In the Bathroom

[media-credit name=”Martina K Photography” align=”alignnone” width=”640″][/media-credit]
from the novel Affair

She must be wondering what I am doing in the bathroom. As am I. She is not alone. She is not alone in wondering. I always am, usually. I am always wondering what I am doing. Is not everybody? I mean wondering what they are doing? Everybody does not give a shit what I am doing, which is why I am alone in wondering it. Does she? He? They?

All my sticks are on the counter. I laid them there. Since I am the only one in the bathroom. It is a smart pile. The stick pile makes me feel like I am in the woods, which I am, except I am in a cabin first, and a bathroom before that. A cabin made of logs, which are big sticks. I make a little cabin of my sticks on the counter, complete with a stick roof to shed God’s tears, even though God does not cry, and even though a roof of sticks would not shed water. I peek in the cabin through a crack. No one is there.

I consider sticking a spare stick in my eye, but decide against it. Besides being in my eye it would feel good, but it would be rash. I have not done anything yet.

Antoinette. Her name is Antoinette I decide. I figure out. I remember.

My wife. I cannot think of her. Her name will come to me later too, unbidden. When I want it least and need it most, or the other way around, or there might be no difference. I will at least say that I do not not love her. Not loving her is not why I am here. Not loving her is not what I am doing.

I stick a stick in my mouth. I gnaw. The stick tastes like a stick. The stick would have rotted had I not collected it. It will still rot elsewhere, but it will not just rot. I swallow it. It might have been an accident, but it was not. In spite of the straightness of the stick – it would have fetched the highest price – and the clench in my stomach, the stick does nothing to straighten my stomach. Nor my rectitude. Nor does it fill even incrementally the empty gasp in my gut, if that is how the feeling is best described, or diminish the ever-increasing density of the already crushingly dense ball in my belly, if that is instead a better description.
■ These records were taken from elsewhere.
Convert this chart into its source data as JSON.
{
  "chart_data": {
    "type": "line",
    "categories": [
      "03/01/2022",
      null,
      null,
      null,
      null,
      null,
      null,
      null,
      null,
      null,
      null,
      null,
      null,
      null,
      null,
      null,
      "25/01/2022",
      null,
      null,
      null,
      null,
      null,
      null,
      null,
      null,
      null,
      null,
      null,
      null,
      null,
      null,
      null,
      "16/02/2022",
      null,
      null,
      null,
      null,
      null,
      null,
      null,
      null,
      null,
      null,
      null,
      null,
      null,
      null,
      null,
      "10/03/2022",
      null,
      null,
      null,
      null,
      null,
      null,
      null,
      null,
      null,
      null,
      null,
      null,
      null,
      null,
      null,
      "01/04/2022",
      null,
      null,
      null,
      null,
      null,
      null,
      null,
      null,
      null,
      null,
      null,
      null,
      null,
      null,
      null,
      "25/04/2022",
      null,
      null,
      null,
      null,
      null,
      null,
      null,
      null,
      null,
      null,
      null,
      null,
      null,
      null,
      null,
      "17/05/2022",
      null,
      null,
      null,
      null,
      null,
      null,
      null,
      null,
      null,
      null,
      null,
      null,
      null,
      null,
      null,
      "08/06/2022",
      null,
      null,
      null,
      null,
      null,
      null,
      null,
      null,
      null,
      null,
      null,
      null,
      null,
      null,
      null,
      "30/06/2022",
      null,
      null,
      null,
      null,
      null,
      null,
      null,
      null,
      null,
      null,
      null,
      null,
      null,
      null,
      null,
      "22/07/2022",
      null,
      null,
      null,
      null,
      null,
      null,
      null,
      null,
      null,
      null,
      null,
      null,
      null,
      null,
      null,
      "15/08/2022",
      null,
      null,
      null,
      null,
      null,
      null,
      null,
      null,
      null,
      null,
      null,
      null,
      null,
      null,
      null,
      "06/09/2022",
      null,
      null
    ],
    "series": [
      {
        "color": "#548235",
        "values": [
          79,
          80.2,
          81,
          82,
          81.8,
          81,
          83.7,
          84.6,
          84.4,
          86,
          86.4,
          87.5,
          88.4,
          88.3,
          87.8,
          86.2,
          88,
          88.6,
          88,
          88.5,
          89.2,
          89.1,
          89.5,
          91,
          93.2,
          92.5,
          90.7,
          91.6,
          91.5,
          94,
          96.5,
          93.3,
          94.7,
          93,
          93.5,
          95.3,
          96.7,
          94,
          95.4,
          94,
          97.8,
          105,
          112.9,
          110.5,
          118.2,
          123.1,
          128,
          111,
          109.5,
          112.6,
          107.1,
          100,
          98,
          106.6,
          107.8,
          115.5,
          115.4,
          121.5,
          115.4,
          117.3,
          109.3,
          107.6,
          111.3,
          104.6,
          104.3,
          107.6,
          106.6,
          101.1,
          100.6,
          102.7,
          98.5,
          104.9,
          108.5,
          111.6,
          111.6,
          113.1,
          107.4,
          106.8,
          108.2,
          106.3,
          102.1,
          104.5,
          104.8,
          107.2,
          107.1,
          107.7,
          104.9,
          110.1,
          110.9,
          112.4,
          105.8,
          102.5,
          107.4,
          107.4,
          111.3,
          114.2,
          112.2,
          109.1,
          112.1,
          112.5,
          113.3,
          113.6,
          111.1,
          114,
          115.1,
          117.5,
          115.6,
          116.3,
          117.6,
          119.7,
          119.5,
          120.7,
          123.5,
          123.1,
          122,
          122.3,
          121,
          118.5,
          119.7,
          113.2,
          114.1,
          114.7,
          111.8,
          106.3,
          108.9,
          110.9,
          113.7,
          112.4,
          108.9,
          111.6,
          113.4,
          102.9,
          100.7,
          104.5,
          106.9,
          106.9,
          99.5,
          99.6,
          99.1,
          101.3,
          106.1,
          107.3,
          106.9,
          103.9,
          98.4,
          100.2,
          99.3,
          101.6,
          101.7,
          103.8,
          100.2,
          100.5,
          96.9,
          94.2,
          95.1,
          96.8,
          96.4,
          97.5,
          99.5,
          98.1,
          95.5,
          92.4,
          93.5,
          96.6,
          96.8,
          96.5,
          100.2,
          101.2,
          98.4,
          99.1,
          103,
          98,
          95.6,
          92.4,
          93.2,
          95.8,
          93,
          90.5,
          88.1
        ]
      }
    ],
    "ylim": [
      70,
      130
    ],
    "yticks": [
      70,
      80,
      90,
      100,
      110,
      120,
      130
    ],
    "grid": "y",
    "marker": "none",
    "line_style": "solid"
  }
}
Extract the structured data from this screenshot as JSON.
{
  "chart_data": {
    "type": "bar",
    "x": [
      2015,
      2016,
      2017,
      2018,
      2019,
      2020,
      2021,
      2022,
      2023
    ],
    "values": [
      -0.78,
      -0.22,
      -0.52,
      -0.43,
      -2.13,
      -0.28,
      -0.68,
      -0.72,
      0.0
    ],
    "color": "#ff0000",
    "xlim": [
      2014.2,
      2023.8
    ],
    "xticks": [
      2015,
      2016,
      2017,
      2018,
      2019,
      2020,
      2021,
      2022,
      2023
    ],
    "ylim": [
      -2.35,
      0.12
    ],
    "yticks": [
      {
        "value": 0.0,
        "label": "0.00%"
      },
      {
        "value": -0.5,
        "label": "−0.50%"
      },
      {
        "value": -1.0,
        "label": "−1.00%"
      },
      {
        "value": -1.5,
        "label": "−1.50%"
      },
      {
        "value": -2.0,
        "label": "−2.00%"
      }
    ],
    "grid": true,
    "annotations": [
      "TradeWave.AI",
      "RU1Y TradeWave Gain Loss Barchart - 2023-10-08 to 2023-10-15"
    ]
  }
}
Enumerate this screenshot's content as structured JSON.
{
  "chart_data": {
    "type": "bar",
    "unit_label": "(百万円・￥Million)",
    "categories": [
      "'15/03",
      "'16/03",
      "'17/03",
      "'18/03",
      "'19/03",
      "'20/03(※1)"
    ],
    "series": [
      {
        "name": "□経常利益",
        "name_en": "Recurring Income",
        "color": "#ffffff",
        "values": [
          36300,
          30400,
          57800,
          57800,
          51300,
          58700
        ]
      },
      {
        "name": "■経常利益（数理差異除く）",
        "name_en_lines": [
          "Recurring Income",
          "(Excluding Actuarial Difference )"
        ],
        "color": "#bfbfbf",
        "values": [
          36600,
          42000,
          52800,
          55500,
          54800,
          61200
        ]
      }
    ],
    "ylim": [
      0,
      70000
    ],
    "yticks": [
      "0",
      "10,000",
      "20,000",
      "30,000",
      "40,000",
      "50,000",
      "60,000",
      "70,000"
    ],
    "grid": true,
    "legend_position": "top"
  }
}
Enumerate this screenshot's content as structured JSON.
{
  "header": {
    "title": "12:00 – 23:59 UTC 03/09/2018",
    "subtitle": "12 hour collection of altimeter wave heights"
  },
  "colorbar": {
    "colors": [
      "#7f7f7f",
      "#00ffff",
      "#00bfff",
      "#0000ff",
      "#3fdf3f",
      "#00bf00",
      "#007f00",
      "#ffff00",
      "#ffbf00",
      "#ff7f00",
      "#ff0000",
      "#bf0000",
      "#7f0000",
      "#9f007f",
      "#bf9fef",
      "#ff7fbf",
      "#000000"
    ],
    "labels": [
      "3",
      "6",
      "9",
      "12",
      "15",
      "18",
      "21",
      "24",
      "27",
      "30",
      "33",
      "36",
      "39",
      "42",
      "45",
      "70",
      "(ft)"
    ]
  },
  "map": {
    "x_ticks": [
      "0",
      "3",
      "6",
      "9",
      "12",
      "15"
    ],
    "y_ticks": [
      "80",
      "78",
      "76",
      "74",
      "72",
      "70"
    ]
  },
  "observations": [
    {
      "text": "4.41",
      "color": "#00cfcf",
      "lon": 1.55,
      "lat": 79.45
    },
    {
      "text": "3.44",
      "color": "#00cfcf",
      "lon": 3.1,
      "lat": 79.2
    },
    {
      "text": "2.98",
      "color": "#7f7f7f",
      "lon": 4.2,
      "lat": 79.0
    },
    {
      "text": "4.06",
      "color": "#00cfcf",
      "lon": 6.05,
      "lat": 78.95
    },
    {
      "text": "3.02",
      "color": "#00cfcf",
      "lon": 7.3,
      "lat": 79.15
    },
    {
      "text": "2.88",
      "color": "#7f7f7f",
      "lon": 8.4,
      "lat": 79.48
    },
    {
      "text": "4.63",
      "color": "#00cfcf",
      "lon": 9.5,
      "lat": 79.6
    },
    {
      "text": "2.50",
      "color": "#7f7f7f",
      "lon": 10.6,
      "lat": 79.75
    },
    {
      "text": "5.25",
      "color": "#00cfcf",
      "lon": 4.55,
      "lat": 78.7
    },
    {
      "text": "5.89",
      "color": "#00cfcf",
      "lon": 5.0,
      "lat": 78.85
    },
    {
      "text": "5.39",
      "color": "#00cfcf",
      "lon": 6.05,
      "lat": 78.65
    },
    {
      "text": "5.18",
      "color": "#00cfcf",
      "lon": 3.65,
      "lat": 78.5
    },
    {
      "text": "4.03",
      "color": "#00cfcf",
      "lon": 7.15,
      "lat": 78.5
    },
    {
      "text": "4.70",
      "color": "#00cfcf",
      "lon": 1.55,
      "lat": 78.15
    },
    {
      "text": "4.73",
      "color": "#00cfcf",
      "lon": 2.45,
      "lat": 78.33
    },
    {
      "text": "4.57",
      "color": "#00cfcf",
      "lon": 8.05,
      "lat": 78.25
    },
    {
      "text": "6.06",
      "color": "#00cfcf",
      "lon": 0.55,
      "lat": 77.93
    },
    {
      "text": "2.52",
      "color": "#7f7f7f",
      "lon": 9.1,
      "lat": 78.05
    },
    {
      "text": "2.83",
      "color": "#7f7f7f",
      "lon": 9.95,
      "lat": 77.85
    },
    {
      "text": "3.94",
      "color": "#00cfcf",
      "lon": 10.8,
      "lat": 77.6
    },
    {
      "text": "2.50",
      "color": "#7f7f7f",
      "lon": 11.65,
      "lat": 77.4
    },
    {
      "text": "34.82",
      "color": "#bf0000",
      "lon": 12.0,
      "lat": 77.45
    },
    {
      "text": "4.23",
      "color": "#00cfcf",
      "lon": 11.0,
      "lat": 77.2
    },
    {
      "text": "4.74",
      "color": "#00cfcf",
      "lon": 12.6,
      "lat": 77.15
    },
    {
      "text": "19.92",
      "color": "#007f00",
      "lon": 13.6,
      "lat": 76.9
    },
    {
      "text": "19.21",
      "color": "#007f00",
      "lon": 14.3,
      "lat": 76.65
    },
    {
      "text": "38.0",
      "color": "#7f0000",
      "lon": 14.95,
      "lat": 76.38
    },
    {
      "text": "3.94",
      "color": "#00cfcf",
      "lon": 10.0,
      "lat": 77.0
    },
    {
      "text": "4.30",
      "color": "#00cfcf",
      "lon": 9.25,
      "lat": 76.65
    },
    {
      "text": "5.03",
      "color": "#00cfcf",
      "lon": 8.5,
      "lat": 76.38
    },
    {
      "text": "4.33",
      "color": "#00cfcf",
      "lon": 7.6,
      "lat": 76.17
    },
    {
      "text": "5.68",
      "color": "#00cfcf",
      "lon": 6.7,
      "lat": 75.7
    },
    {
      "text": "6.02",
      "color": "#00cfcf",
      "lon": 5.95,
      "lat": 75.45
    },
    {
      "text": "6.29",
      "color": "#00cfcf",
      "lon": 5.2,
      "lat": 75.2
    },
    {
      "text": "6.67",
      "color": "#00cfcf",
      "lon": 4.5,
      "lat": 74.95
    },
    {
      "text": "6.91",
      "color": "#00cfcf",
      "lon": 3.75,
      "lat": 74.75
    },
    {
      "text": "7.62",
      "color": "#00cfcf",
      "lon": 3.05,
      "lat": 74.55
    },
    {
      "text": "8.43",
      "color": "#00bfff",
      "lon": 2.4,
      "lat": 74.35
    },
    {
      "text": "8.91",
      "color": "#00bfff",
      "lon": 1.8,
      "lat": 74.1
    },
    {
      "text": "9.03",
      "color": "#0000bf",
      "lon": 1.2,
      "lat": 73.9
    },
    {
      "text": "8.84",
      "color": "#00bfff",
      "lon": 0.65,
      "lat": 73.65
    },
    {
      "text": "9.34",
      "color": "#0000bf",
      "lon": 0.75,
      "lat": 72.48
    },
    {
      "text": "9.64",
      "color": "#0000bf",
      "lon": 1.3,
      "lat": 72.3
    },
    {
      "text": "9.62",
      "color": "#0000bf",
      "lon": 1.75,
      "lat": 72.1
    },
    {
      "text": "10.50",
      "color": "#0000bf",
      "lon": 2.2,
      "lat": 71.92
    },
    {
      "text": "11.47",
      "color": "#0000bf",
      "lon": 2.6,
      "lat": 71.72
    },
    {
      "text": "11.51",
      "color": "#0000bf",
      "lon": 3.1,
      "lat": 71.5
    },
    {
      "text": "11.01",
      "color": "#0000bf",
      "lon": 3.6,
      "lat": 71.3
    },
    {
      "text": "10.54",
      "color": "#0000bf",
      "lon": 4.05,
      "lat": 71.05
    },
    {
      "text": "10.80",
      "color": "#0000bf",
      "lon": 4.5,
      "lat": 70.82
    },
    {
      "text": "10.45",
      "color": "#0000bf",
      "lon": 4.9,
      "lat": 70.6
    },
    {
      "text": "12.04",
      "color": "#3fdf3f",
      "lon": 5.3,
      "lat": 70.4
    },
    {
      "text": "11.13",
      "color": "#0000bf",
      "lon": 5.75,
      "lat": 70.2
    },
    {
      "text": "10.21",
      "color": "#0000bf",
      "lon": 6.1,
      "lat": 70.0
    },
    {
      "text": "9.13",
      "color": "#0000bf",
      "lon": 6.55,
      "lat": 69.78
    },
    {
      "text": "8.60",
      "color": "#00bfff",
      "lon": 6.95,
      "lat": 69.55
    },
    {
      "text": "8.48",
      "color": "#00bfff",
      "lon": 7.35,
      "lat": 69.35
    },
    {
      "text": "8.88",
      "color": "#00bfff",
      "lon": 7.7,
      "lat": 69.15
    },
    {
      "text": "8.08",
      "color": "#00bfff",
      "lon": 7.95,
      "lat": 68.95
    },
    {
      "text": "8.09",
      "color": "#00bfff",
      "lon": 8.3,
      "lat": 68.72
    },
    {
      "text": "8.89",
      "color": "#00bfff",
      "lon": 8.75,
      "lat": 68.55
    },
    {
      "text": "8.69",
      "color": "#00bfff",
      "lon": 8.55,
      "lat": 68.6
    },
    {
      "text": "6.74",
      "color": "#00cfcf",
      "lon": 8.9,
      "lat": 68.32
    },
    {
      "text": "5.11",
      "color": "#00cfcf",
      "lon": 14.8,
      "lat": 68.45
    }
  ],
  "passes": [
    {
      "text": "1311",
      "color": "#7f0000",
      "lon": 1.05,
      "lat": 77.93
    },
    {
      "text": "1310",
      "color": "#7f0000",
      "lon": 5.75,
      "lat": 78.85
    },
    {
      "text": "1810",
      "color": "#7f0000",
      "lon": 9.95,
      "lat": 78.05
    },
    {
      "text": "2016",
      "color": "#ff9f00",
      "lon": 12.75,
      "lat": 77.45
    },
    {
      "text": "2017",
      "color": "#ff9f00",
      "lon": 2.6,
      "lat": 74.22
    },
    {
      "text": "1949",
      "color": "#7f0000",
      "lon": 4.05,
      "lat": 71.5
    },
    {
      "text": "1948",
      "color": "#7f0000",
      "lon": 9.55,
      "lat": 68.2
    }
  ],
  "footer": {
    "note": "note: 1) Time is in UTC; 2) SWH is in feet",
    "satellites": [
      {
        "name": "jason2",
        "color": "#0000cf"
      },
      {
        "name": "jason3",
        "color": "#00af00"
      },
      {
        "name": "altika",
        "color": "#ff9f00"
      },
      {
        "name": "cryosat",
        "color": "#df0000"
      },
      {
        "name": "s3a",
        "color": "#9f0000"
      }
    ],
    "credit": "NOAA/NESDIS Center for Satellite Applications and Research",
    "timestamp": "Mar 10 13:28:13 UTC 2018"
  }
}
I do not feel well. I cannot help wondering what all my children are doing right now, even though this has nothing to do with them.

She, Antoinette, raps lightly on the door. She says, Palo. My name is Palo. Or my nickname, I do not know which. Palo is what I am called. By others. I do not refer to myself in the third person. The doorknob turns. It is unlocked. I am conscious of the fact that not locking it was a subconscious decision I was unaware of to invite her entry into my bathroom hidey-hole. Also, there is no lock on the door. This being a oneroomcabinwithabathroom. Since an internal door in a one-room cabin is a self-negating impossibility.

The door opens and I am blinded. I cannot think about the past I cannot think about the future I can only think about the ever-present present. I cannot think. I am blind. I see Antoinette standing before me, naked but for hair in the abundant light entering through the ample windows, filtered through larch, larch, and more larch.